Taylor, who is Black, started her sports media career in 2007, has found that wearing the shirt has led to important conversations she’s been able to have around diversity in sports.
“It often sparks the conversation of ‘The best person should be hired for the job,’ which is the usual rebuttal to the idea of diversity in any space… But, of course, if you come from a minority space, you will very much understand that it’s not that straightforward. People often scientifically hire people that look like them, that are the same gender as them, sometimes the same age as them, and feel comfortable with people of their backgrounds.”
“It’s not as simple as ‘The best person should get the opportunity’ because it’s sometimes impossible to even get in the room,” she explained. “And that’s the conversation that is usually the response from when that shirt is posted. And I think that’s an important conversation to explain to people.”

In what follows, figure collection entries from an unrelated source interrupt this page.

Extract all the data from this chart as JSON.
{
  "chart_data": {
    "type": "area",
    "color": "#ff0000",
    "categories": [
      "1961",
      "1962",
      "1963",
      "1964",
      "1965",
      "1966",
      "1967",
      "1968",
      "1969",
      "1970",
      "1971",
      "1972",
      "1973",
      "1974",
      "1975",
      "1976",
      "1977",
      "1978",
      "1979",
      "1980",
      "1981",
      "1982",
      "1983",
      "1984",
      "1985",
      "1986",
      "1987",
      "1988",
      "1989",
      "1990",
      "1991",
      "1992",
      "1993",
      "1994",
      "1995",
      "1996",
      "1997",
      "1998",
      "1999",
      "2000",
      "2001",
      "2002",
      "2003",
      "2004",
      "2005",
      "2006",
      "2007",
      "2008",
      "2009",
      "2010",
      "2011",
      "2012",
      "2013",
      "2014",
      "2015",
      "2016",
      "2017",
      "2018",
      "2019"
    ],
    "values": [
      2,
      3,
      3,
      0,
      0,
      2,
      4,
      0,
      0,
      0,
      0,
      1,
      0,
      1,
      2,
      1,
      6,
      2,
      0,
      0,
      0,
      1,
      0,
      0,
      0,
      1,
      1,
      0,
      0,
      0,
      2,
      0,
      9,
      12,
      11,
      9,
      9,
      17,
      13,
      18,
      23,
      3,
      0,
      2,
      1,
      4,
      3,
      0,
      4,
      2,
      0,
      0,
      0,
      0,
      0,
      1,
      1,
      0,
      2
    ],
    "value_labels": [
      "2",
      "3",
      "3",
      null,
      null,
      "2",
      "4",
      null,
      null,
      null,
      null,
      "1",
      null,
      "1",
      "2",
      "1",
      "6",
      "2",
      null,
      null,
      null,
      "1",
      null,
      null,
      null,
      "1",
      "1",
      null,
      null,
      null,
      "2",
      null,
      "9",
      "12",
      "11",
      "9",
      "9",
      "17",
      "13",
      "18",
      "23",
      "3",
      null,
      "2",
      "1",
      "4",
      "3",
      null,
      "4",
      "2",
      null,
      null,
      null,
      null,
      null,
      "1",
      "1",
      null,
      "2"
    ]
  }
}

“Your workspace should reflect the world, and what the world looks like and sounds like and talks like, and the world is an extremely diverse place,” she added. “So if you look around the space that you’re in, and you’re surrounded by all of the same kinds of people, all the same gender, all the same identifying group, then not only are you missing the opportunity for different perspectives, and ideas and growth, but you’re also not speaking to whole massive groups of people around the world. And that’s why diversity is so important.”
Reyes feels that social media can be an incredibly powerful tool for those looking to break into sports media to put themselves out there, seeing Twitter in particular as a way for creatives to put their work out where it can be seen.
“Twitter is more of a recruiting tool than you realize,” she asserted. “Now that I’ve been on the other side, when I’ve been in hiring positions, I’ll look to see, if we’re looking for someone that fits XYZ, let me scroll on the timeline, let me see if anyone comes to mind, let me check out people’s work.”
She also saw first-hand, in the process, how much momentum something started on social media can generate should it resonate with people. “My initial thought was let me do this for International Women’s Day [on March 8], maybe I’ll do it for the month of March for Women’s History Month and then I’ll close up orders.”
She even thought about shutting down orders in April, but noted, “Multiple people in my circle told me, ‘You can’t close it. You can’t shut it down now.”
Then, reflecting on the opportunities to connect with people and raise awareness over the issue, added, “And I’m glad I didn’t.”